We tested the Duo-i with a number of iPods. The unit supports all fourth-generation and higher iPods with a dock connection and includes a series of adapters to fit each model. This also includes the iPod Touch and iPhone, but--since it's not iPhone "certified"--you'll need to toggle the phone to airplane mode so that you don't get an irritating feedback interference with the Duo-i. We were also glad to see a video output port on the unit's rear for those iPods capable of playing video files. We hooked the Duo-i up to our TV via a composite wire with no problems. (Just make sure your iPod is set to TV-Out when using this mode.)
The Duo-i offers additional connectivity options in the form of two aux-in ports. The first, located on the front of the unit, will take any 1/8-inch headphone adapter for use with something like another digital media device. The second port is located on the device's rear and uses standard RCA analog plugs (red and white). There's also a headphone jack next on the front panel.

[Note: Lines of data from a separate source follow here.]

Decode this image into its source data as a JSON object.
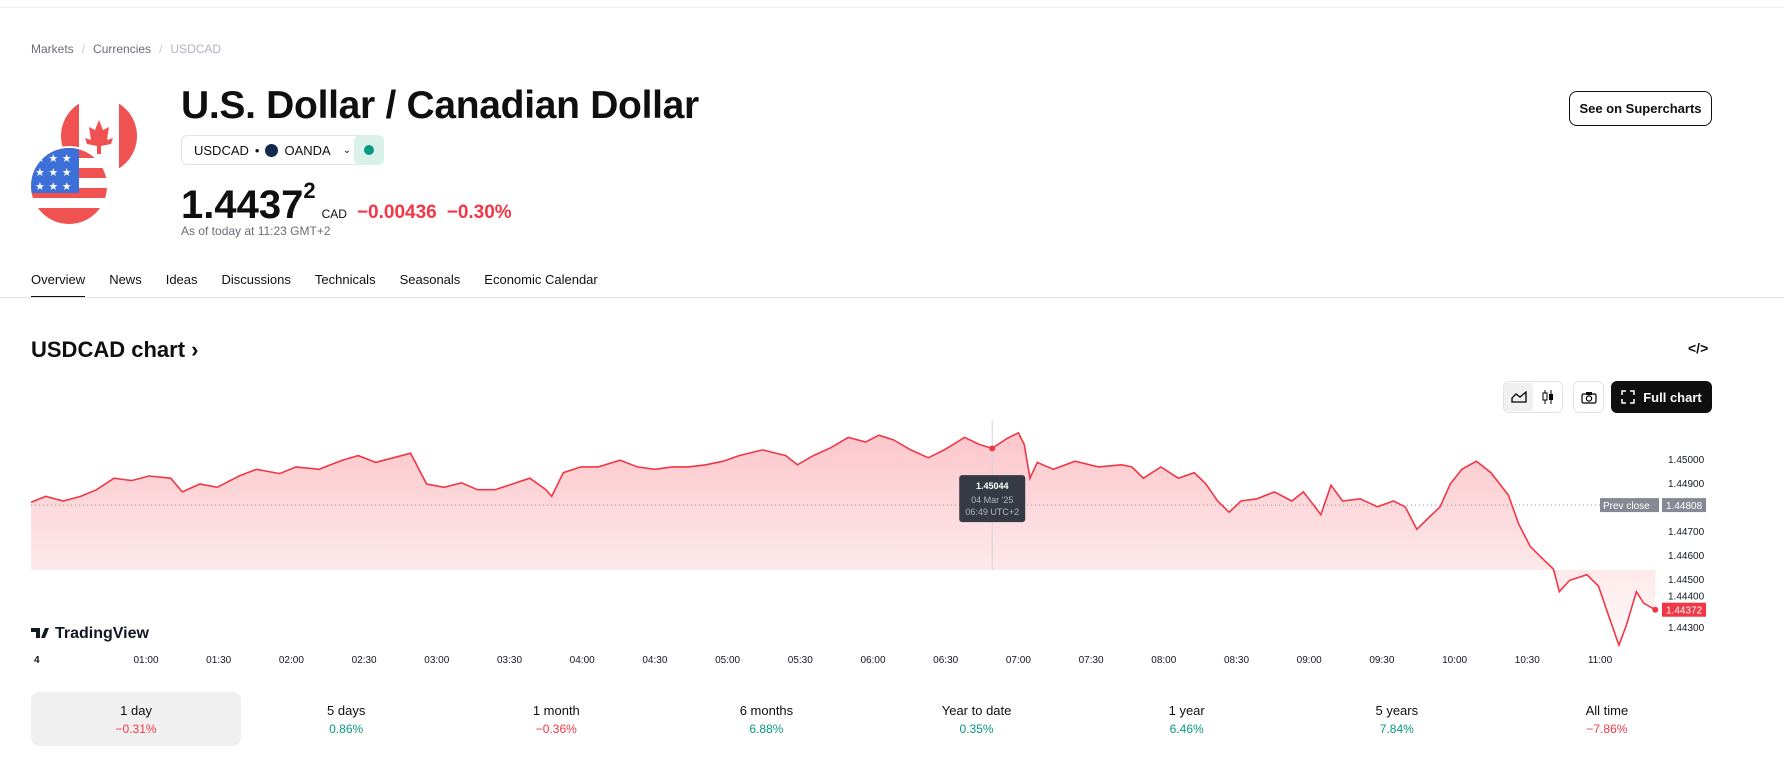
{
  "breadcrumb": [
    "Markets",
    "Currencies",
    "USDCAD"
  ],
  "header": {
    "title": "U.S. Dollar / Canadian Dollar",
    "symbol": "USDCAD",
    "exchange": "OANDA",
    "price_main": "1.4437",
    "price_sup": "2",
    "currency": "CAD",
    "change": "−0.00436",
    "change_pct": "−0.30%",
    "as_of": "As of today at 11:23 GMT+2",
    "supercharts": "See on Supercharts"
  },
  "tabs": [
    "Overview",
    "News",
    "Ideas",
    "Discussions",
    "Technicals",
    "Seasonals",
    "Economic Calendar"
  ],
  "chart_section": {
    "title": "USDCAD chart",
    "chevron": "›",
    "embed": "</>",
    "full_chart": "Full chart",
    "logo": "TradingView"
  },
  "colors": {
    "line": "#f23645",
    "positive": "#089981",
    "negative": "#f23645"
  },
  "chart_data": {
    "type": "area",
    "ylim": [
      1.442,
      1.4515
    ],
    "y_ticks": [
      "1.45000",
      "1.44900",
      "1.44700",
      "1.44600",
      "1.44500",
      "1.44400",
      "1.44300"
    ],
    "y_tick_values": [
      1.45,
      1.449,
      1.447,
      1.446,
      1.445,
      1.444,
      1.443
    ],
    "x_tick_labels": [
      "4",
      "01:00",
      "01:30",
      "02:00",
      "02:30",
      "03:00",
      "03:30",
      "04:00",
      "04:30",
      "05:00",
      "05:30",
      "06:00",
      "06:30",
      "07:00",
      "07:30",
      "08:00",
      "08:30",
      "09:00",
      "09:30",
      "10:00",
      "10:30",
      "11:00"
    ],
    "x_tick_hours": [
      0.23,
      1,
      1.5,
      2,
      2.5,
      3,
      3.5,
      4,
      4.5,
      5,
      5.5,
      6,
      6.5,
      7,
      7.5,
      8,
      8.5,
      9,
      9.5,
      10,
      10.5,
      11
    ],
    "prev_close": {
      "label": "Prev close",
      "value": "1.44808",
      "price": 1.44808
    },
    "last": {
      "value": "1.44372",
      "price": 1.44372
    },
    "tooltip": {
      "price": "1.45044",
      "date": "04 Mar '25",
      "time": "06:49 UTC+2",
      "hour": 6.82,
      "value": 1.45044
    },
    "t": [
      0.21,
      0.31,
      0.43,
      0.55,
      0.66,
      0.78,
      0.9,
      1.02,
      1.17,
      1.25,
      1.37,
      1.49,
      1.64,
      1.76,
      1.92,
      2.03,
      2.19,
      2.35,
      2.46,
      2.58,
      2.7,
      2.82,
      2.93,
      3.05,
      3.17,
      3.28,
      3.4,
      3.52,
      3.64,
      3.75,
      3.79,
      3.87,
      3.99,
      4.11,
      4.26,
      4.38,
      4.5,
      4.62,
      4.73,
      4.85,
      4.97,
      5.08,
      5.24,
      5.4,
      5.48,
      5.59,
      5.71,
      5.83,
      5.95,
      6.04,
      6.14,
      6.26,
      6.38,
      6.49,
      6.63,
      6.73,
      6.82,
      6.92,
      7.0,
      7.04,
      7.08,
      7.13,
      7.24,
      7.39,
      7.55,
      7.71,
      7.78,
      7.86,
      7.98,
      8.1,
      8.21,
      8.29,
      8.37,
      8.45,
      8.53,
      8.64,
      8.76,
      8.88,
      8.96,
      9.04,
      9.08,
      9.15,
      9.23,
      9.35,
      9.47,
      9.58,
      9.66,
      9.74,
      9.82,
      9.9,
      9.97,
      10.05,
      10.15,
      10.25,
      10.37,
      10.44,
      10.52,
      10.6,
      10.68,
      10.72,
      10.79,
      10.91,
      10.99,
      11.07,
      11.13,
      11.18,
      11.25,
      11.3,
      11.38
    ],
    "price": [
      1.4482,
      1.44844,
      1.44825,
      1.44844,
      1.44872,
      1.4492,
      1.4491,
      1.44929,
      1.4492,
      1.44863,
      1.44896,
      1.44882,
      1.44929,
      1.44957,
      1.44939,
      1.44967,
      1.44957,
      1.44995,
      1.45014,
      1.44986,
      1.45005,
      1.45024,
      1.44896,
      1.44882,
      1.44901,
      1.44872,
      1.44872,
      1.44896,
      1.4492,
      1.44872,
      1.44844,
      1.44943,
      1.44967,
      1.44967,
      1.44995,
      1.44967,
      1.44957,
      1.44967,
      1.44967,
      1.44976,
      1.44991,
      1.45014,
      1.45038,
      1.45014,
      1.44976,
      1.45014,
      1.45047,
      1.4509,
      1.45071,
      1.45099,
      1.4508,
      1.45038,
      1.45005,
      1.45038,
      1.4509,
      1.45061,
      1.45044,
      1.45085,
      1.45109,
      1.45061,
      1.4492,
      1.44986,
      1.44957,
      1.44991,
      1.44967,
      1.44976,
      1.44967,
      1.4492,
      1.44967,
      1.4492,
      1.44943,
      1.44896,
      1.44825,
      1.44778,
      1.44825,
      1.44834,
      1.44863,
      1.44825,
      1.44863,
      1.44801,
      1.44768,
      1.44891,
      1.44825,
      1.44834,
      1.44801,
      1.44825,
      1.44801,
      1.44707,
      1.44754,
      1.44801,
      1.44896,
      1.44957,
      1.44991,
      1.44943,
      1.44849,
      1.4473,
      1.44636,
      1.44588,
      1.44541,
      1.44447,
      1.44494,
      1.44518,
      1.4447,
      1.44328,
      1.44224,
      1.44305,
      1.44447,
      1.44399,
      1.44372
    ]
  },
  "ranges": [
    {
      "label": "1 day",
      "value": "−0.31%",
      "dir": "neg"
    },
    {
      "label": "5 days",
      "value": "0.86%",
      "dir": "pos"
    },
    {
      "label": "1 month",
      "value": "−0.36%",
      "dir": "neg"
    },
    {
      "label": "6 months",
      "value": "6.88%",
      "dir": "pos"
    },
    {
      "label": "Year to date",
      "value": "0.35%",
      "dir": "pos"
    },
    {
      "label": "1 year",
      "value": "6.46%",
      "dir": "pos"
    },
    {
      "label": "5 years",
      "value": "7.84%",
      "dir": "pos"
    },
    {
      "label": "All time",
      "value": "−7.86%",
      "dir": "neg"
    }
  ]
}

Included with the Duo-i is also a slim remote control. While you can't navigate through your iPod with it, you can control every function the device has to offer. Additionally, we liked the remote's magnetized bottom that attaches to the unit's metallic front grilles for easy storage when not in use.
In terms of overall sound quality, we were quite impressed with the oomph that the Duo-i delivered. It handled every source we threw at it with ease. From Green Day to Amy Winehouse, Dr. Dre to The Police, the Duo-i always packed a heavy punch and never sounded dull or flat--even radio reception sounded great. We should also note that we slightly tweaked the unit's bass and treble settings, which were very effective. We were even able to push the Duo-i to the loudest it could physically go without our source music distorting--the dual 3.5-inch stereo speakers worked wonders, delivering a far better and meatier sound than you get from smaller, lighter iPod speakers. We could even see it being used on an outdoor patio or deck because of the sheer amount of sound it's able to output without distorting. (Of course, you'll need to be close to an electrical outlet since the Duo-i doesn't have a battery option.)
Overall, we're glad Boston Acoustics decided to go with an all-in-one in terms of its iPod and AM/FM radio models. The Duo-i combines the functionality of those models we've seen and has a very attractive price. Despite a $200 MSRP, as of September 2008, the Duo-i can be had for $130 online--that's even cheaper than the Horizon-iDS2, which has only half the functionality. We'd also recommend the Duo-i over the iHome H9--its higher price will be worth it for listeners looking for better sound quality and more connectivity options. And if iPod playback isn't your thing, you can check out the Boston Acoustics Horizon Duo, which is essentially the Duo-I, but without the iPod dock.